Lima hari sudah berlalu. Keadaan berubah sekejap mata. Rahel yang sedang duduk didekat kelas sepuluh itu sudah banyak mendengar tentang dirinya. Banyak gosip juga rumor beredar tanpa adanya satu kebenaran. Sepertinya, rencana Hilda dan Stella berjalan lancar. Hampir saat setiap Rahel berjalan di lorong, orang-orang berbisik membicarakannya. Dan Arga tidak tahu itu.
"Hel, gak usah dengerin apa kata orang. Mereka tuh cuma iri sama lo. Lo bisa jadi sahabatnya Arga, mereka nggak bisa." Ucap Gladys. Perempuan itu sejak tadi mencoba membuat Rahel tidak mengambil hati. Kondisinya cukup buruk akhir-akhir ini.

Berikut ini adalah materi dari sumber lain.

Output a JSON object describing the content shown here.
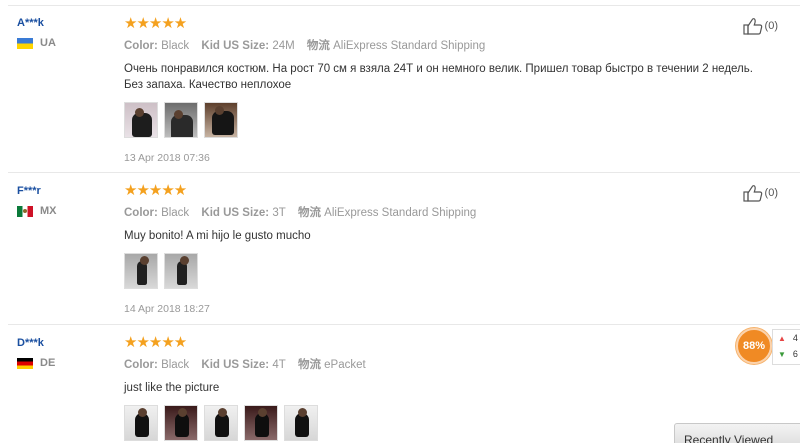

"Gue gak peduli apa kata orang, Glad. Tapi gimana kalau apa yang mereka omongin itu bener? Kalau gue cuma jadi beban buat Arga?" Ucap Rahel dengan satu kali tarikan nafas. "Gue sakit, Glad. Dan Arga selalu ada buat gue. Gue selalu bikin Arga repot." Ucapnya lagi. Tatapan Rahel menunduk, ia sangat kasihan pada dirinya sendiri. Nasibnya yang memiliki penyakit, membuatnya tidak tenang. Ia selalu merepotkan orang lain.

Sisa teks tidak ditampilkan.